Yeah, I hear it a lot in Texas and South Carolina. Instead of asking you to repeat yourself, or cupping their ear, or a simple "sorry?", they yell "DO WHAT?!" It's incredibly annoying to me for some reason. Worse than "my bad" (which always seemed to be lacking a noun, somehow).
P.S. I exaggerated the "prior experience" on the resume... slightly. Although I've seen "stock boy" as "relevant experience" for a geology position. Simply amazing. And then there's my favorite: the only contact information -- I swear I am not making this up -- was something like "RedHotTangerine69@AOL." I might have the number wrong, but not by much. We set a time to conduct a phone interview, just to see if it was a (900) number or something, but she didn't bother to answer. How do you leave a message for someone like that?
Kirth Gersen |
Cell phone talkers that pull out in front of you and almost kill everybody. Cell phone talkers in the left lane going 45. Cell phone talkers that ask you for directions, or something, and continue with their cell phone conversation, expecting you to stand by for their innane prattling ass. People who call me, on my cellphone, trying to sell me stuff. People who call me on my cellphone looking for Richard Cole. Debt collectors (who I marginally consider people) who call me on my cellphone...
6. Cell phones.
mwbeeler |
10. People who can’t hit the bowl / urinal with a stream of urine.
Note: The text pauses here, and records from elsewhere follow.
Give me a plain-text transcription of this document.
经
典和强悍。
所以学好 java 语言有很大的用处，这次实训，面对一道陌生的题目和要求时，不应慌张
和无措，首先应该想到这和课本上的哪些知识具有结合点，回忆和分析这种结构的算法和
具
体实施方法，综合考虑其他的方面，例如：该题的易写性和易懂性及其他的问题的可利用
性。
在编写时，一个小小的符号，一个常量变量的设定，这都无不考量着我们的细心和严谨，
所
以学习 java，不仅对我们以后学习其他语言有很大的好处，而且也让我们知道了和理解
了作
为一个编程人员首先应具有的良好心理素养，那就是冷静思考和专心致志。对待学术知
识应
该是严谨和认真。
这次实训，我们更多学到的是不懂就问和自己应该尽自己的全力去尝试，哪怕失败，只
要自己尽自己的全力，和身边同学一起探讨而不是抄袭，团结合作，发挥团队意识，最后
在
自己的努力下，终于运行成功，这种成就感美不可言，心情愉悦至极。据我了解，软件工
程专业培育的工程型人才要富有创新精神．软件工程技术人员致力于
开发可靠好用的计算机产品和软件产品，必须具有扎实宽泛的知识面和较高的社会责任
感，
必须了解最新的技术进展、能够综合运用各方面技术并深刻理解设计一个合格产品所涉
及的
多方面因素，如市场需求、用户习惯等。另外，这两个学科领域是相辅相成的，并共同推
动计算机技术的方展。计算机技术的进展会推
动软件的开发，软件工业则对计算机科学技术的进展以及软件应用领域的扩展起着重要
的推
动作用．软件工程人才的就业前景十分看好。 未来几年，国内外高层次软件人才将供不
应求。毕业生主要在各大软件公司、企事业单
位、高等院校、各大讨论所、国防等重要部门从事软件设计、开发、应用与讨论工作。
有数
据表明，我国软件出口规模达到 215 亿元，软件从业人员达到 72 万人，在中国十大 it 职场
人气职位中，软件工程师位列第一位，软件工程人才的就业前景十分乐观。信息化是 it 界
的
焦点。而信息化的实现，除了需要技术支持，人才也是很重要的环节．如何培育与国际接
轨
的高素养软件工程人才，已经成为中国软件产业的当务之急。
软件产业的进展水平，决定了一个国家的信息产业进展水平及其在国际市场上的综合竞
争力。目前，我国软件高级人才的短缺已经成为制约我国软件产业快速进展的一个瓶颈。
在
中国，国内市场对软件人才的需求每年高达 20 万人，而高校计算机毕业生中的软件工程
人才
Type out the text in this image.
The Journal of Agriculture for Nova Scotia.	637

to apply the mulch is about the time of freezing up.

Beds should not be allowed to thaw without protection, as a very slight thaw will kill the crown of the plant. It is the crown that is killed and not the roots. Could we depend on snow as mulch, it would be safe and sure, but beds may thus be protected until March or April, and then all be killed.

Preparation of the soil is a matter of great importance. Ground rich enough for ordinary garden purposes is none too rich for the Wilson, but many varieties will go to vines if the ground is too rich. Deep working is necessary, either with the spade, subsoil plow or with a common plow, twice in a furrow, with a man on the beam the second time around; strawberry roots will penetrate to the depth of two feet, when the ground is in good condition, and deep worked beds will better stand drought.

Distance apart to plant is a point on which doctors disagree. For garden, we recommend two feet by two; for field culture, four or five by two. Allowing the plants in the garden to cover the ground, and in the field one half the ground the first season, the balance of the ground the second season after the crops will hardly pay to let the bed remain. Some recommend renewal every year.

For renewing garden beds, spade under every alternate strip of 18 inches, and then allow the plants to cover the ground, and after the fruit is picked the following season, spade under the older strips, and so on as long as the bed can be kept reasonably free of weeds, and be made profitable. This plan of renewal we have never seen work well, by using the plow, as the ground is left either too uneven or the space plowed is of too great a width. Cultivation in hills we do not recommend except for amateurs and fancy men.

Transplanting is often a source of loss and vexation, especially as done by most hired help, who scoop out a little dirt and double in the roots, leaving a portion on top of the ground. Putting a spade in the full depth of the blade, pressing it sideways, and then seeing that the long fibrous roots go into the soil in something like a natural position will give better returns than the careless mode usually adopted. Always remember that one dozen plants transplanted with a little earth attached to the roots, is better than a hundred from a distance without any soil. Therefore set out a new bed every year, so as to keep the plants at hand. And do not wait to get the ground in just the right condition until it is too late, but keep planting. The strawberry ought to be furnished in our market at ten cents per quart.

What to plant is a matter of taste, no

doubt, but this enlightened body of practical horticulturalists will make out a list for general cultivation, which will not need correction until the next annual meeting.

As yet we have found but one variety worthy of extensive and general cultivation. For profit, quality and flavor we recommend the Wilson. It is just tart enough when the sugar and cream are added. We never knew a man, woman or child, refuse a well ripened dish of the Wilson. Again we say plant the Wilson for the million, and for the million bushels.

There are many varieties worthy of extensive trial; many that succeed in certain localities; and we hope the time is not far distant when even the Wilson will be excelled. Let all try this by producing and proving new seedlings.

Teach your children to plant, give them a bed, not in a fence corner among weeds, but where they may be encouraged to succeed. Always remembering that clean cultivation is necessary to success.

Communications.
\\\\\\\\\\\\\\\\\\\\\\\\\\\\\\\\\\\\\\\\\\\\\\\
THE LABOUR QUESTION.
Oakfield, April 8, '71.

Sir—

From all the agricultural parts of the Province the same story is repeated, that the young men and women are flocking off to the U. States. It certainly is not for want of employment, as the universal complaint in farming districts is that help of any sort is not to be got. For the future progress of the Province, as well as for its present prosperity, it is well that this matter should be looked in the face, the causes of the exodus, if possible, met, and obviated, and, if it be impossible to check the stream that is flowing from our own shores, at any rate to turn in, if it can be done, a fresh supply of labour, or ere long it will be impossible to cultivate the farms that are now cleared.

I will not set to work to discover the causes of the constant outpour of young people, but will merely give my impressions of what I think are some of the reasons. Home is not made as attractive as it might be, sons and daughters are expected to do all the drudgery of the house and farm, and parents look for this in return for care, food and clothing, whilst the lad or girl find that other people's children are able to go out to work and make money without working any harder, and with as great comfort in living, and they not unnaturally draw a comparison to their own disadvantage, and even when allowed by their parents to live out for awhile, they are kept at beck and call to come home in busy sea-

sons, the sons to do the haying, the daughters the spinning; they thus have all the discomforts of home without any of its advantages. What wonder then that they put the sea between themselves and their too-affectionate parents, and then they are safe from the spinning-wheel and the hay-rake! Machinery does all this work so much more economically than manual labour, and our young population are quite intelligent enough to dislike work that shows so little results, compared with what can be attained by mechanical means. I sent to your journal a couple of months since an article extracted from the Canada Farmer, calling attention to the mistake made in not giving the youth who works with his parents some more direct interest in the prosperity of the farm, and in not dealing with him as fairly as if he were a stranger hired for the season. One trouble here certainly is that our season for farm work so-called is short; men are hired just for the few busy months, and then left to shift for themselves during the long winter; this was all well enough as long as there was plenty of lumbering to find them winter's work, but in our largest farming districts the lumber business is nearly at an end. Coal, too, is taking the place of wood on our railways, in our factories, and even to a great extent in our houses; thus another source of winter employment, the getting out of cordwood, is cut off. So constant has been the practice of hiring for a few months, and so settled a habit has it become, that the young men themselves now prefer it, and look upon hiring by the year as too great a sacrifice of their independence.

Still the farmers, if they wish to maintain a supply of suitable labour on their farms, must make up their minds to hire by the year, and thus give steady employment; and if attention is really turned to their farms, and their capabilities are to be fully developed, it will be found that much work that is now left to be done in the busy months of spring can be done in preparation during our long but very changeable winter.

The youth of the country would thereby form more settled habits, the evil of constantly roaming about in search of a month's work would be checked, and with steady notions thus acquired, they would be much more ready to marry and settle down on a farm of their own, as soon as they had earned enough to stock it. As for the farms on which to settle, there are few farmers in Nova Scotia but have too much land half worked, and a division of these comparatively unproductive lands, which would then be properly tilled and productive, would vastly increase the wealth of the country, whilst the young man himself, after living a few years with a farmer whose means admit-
9. People who leave water / blood / misc. fluids all over the counters.
8. Public restroom graffiti artists.
7. People who don’t flush after using the toilet.
6. People who attempt to flush non-flushable objects.
5. People who stop up the toilet and then run away.
4. People who talk in restrooms.
3. People who go out of their way to make eye contact in restrooms.
2. Lack of infant changing facilities in men’s restrooms.
1. People who don’t wash their hands after using the restroom.